The sign of having done a good deed is feeling close to God. Feeling far, estranged from God is the sign of having done something wrong.
The 11th of the 13 Principles of Faith outlined by Maimonides is faith in reward and punishment. There is the reward and punishment of the future, in the World to Come, but there is also immediate reward and punishment, in this world.
There is no better feeling than feeling close to the Almighty, and no worse feeling than feeling far and estranged from Him.

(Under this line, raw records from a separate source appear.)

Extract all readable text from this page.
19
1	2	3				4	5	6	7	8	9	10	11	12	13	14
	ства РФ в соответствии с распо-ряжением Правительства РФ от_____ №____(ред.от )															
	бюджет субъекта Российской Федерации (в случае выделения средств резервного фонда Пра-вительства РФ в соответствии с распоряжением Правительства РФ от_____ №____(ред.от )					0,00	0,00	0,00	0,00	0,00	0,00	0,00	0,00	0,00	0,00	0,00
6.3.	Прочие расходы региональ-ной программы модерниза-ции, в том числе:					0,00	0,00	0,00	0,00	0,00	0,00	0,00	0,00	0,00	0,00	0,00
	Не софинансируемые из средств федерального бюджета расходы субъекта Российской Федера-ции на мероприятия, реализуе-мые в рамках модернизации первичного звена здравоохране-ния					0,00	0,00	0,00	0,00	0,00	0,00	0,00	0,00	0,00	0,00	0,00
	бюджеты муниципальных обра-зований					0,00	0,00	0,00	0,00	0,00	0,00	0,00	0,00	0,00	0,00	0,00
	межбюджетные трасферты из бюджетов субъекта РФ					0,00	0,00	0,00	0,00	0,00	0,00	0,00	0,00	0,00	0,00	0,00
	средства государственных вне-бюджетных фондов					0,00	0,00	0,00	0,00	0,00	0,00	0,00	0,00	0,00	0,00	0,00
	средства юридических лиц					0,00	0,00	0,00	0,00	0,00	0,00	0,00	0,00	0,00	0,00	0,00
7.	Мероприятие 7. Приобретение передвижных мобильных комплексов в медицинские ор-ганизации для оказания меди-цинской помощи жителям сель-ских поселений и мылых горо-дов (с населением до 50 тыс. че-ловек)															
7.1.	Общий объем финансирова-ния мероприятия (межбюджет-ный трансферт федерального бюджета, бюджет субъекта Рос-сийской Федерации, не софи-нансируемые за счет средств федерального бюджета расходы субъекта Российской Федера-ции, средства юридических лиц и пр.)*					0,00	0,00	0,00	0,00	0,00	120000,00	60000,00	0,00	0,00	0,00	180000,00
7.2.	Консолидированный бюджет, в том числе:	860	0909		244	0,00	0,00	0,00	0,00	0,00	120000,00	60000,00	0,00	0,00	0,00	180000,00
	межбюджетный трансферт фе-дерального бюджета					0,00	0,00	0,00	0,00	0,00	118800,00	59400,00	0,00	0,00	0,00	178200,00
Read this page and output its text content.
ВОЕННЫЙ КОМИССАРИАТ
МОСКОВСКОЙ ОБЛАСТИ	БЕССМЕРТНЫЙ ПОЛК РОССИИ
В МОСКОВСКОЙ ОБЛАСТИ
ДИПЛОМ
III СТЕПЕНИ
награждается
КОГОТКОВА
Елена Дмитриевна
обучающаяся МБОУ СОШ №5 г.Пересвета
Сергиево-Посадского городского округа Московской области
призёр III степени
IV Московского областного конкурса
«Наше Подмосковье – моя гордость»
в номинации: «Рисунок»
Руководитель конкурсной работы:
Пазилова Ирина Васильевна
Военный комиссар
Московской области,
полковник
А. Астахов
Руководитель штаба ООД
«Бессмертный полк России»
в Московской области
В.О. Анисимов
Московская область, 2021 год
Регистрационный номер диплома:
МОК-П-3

If a person does a mitzvah (a commandment of the Torah, a well-defined good deed) and still feels far from God (the Commander of the mitzvah) it must be that either he did the mitzvah by rote or that some egocentric motive entered his consciousness while performing the mitzvah. Performing a mitzvah for its own sake, to fulfill God's will and one's mission in life, will always bring with it a sense of closeness to God.
Sometimes one experiences a momentary high after performing a mitzvah and subsequently experiences a fall of spirit. The Ba'al Shem Tov explains that this is because the high was no more than a sense of self-satisfaction, not one of true joy in having merited to do good, in service of God. The sense of self-gratification that comes almost automatically with the performance of a mitvah is likened to the venom of a snake that bites the heel of man, symbolizing the end of a deed.
So don't confuse between the false, impure sense of self-gratification and the true, pure sense of feeling close to God.